Interview | Männer und Sexismus

"Selbstkritik und Männlichkeit ist ein schwieriges Thema"

Sexuelle Belästigung im ÖPNV ist für viele Frauen Alltag, sei es verbal oder körperlich. Um das Problem zu lösen, braucht es Veränderung bei den Männern, sagt Christoph May. Er bietet Workshops zur kritischen Auseinandersetzung mit Männlichkeit an.

rbb|24: Immer wieder berichten Frauen darüber, wie sie in Bussen oder Bahnen angestarrt oder sogar angefasst werden. In den meisten Fällen sind es Männer, die als Täter in Erscheinung treten. Warum machen sie das?

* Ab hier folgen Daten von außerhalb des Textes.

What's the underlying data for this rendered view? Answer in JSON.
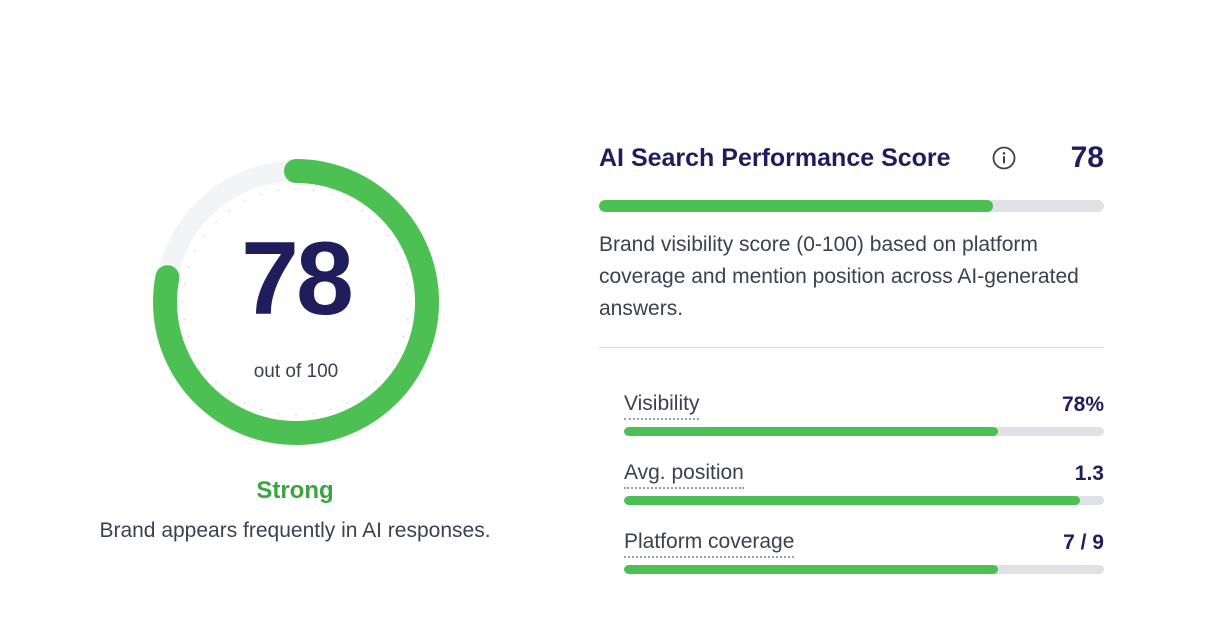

Christoph May: Weil viele Männer von klein auf lernen, Frauenkörper zu sexualisieren und zu objektivieren. Ich kenne kaum Männer, die Frauen beziehungsweise FLINTA* auf Augenhöhe begegnen oder mit Frauen normale Freundschaften führen, ohne sie ständig als Dating-Material oder als Sexobjekte zu sehen und sie auf ihren Körper zu reduzieren.

Zur Person

Was tun Sie selbst als Mann, wenn Sie mitbekommen, dass eine Frau anzüglich angesprochen wird?

Ich frage zunächst einmal, ob die Frau Hilfe will, und helfe nicht einfach ungefragt. Besser ist es, gemeinsam zu entscheiden, wie die Hilfe aussehen kann - um diese dann gemeinsam umzusetzen. Wenn einem auf der Straße oder Bahn ein übergriffiges Verhalten auffällt, sollte man aus meiner Sicht vor allem die Männer in die Pflicht nehmen. Ich würde also versuchen, beim Mann irgendwie für ein Bewusstsein zu sorgen, dass sein Verhalten nicht in Ordnung ist - aber im Zweifel auch damit drohen, die Polizei zu rufen.

Und was ist, wenn es ein Kumpel oder Freund ist, der einer Frau hinterherpfeift?

Wenn ich das bei Freunden erleben würde, würde ich sofort etwas sagen und sie auffordern, sich zu entschuldigen. Wenn sie nicht bereit sind, zuzuhören oder zu lernen, würde ich Abstand nehmen. Wenn sie gar keine Offenheit für ein Gespräch oder eine Änderung des Verhaltens zeigen, würde ich die Beziehung abbrechen.

Was in New York begonnen hat, ist inzwischen auch in Berlin häufiger zu beobachten: Frauen ziehen sich übergroße T-Shirts über ihre Kleidung, um sich vor Blicken zu schützen, das sogenannte Subway-Shirt. Was halten Sie davon?

Ich finde es traurig, dass wir immer noch in einer Gesellschaft leben, in der so etwas überhaupt nötig ist. Es sollte nicht die Aufgabe von Frauen und queeren Menschen sein, sich im öffentlichen Raum irgendwie schützen oder verstecken zu müssen. Sie sollten tragen können, was sie wollen, aussehen, wie sie wollen und sie sollten niemals damit rechnen müssen, dafür sexualisiert, angegriffen oder klein gemacht zu werden.

Wofür steht FLINTA*

Es gibt Männer die, angesprochen auf ihr übergriffiges Verhalten, mit Sätzen wie "Ach, du stehst doch darauf" reagieren. Warum sind manche Männer so beratungsresistent?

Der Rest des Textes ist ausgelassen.